Georgia Aquarium would like to announce a new initiative as part of the 4R (Rehabilitation, Responsibility, Rescue and Research) program. "Nav" and "Diego," two unrelated male California sea lions (scientific name Zalophus californianus), were born in 2004 off the California coast. The pups, only a few months old, were found stranded, severely underweight and unable to fend for themselves. As a result the Marine Mammal Center in Sausalito, California, rescued them, nursed them back to health and released them back to their natural environment. Several weeks later, the pups were again found stranded and severely malnourished. The Marine Mammal Center rescued and released them a second time. After a third rescue by the Marine Mammal Center, the pups were nursed back to health, with the knowledge they would not survive if released due to their lack of hunting and survival skills. Because the Georgia Aquarium was able to provide housing for the animals, they were saved from being euthanized and transported from California to Georgia, where they currently reside with six other sea lions in the Coldwater Quest gallery.
Meet one of our Sea Lion’s Biologists
Trish Dove, Senior Biologist, is the primary trainer working with "Nav" and "Diego". She started working at Georgia Aquarium just after opening. Prior to moving to Georgia, Trish worked at the New York Aquarium for 7½ years. Sea Lions were a large part of her responsibility as a keeper and trainer. She really enjoys working with sea lions and describes them as "high energy" and is excited about how quickly they learn. Trish says, "I am excited to be a part of developing the sea lion program here in Georgia and especially look forward to the challenge of working with "green" animals such as "Nav" and "Diego". One of the highlights of my day is teaching them and watching the light bulb go on with each step in the learning process. This training engages the animals and will only increase the level of care that we are able to give them. Training is important, but can also be fun and it's the biggest reason that I love my job."
Thank you! Through your contributions to the 4R program, we were able to fund the rescue of Nav and Diego. Future rescues, continued care and world class medical attention will be made possible by contributions to this program. Click here to learn more about our 4R program’s great benefits.

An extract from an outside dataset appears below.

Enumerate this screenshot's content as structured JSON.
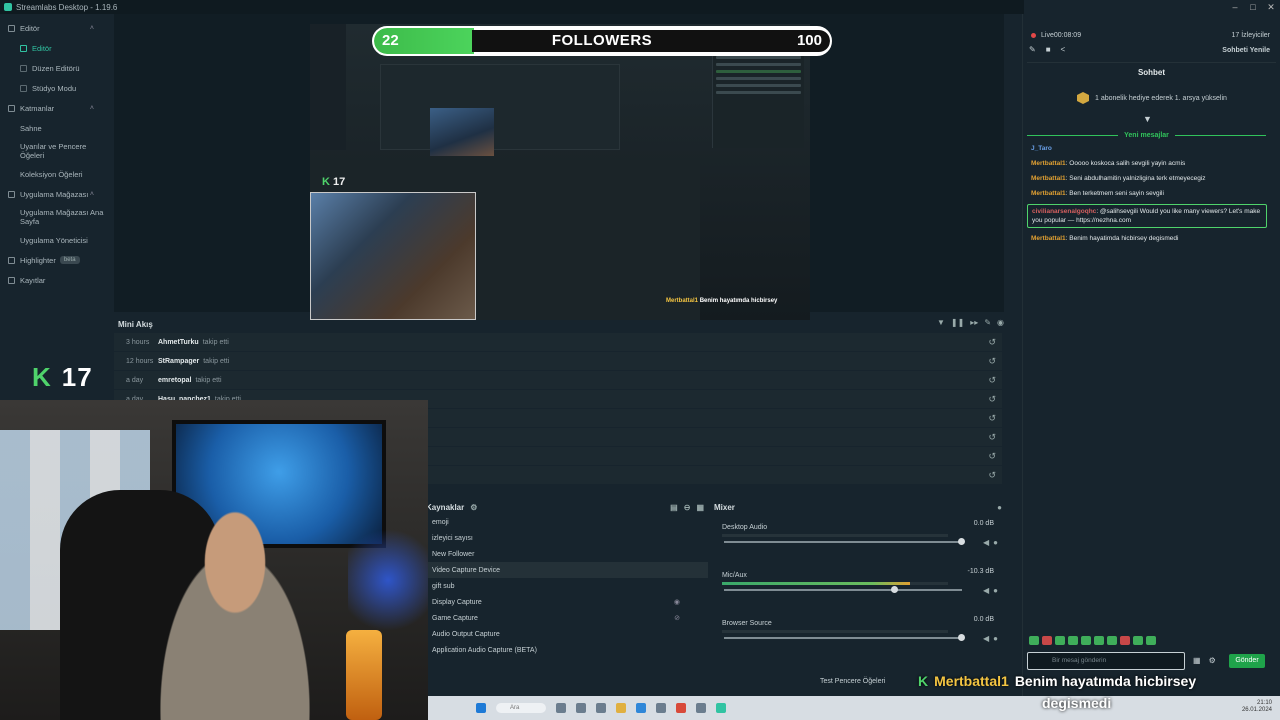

In addition to the new sea lions, the program still supports ongoing efforts with the Aquarium’s male beluga whale, Nico. Click here for an update of his current health and rehabilitation status.
About California Sea Lions
California Sea Lions (Zalophus californianus) are known for their intelligence, playfulness and noisy barking. They are found from Vancouver Island, British Columbia to the southern tip of Baja California in Mexico. Their color ranges from a uniform chocolate brown in males to a lighter, golden brown in females. At birth, the pup weighs 13–20 pounds and is nearly three feet in length. The pup is born dark brown to black and fades to lighter colors as it gets older. Males may reach 1,000 pounds but average about 850 pounds (390 kg) and seven feet (2.1 m) in length. Females grow to 220 pounds (110 kg) and often reach six feet (1.8 m) in length. Sea lions have visible ears, while seals by contrast do not have external ears. California sea lions are opportunistic feeders whose diet includes squid, octopus, herring, rockfish, mackerel and small sharks. In turn, Orcas (killer whales) and great white sharks prey upon sea lions. The sea lion population is growing steadily, and California sea lions can be seen in many coastal spots. The current population is approximately 200,000. They are a very social animal and groups often rest closely packed together at favored hangout sites on land or float together on the ocean's surface in "rafts." The California sea lion is well protected in most areas. In Mexico, a few California sea lions are trapped each year, while in the United States they are fully protected under the Marine Mammal Protection Act.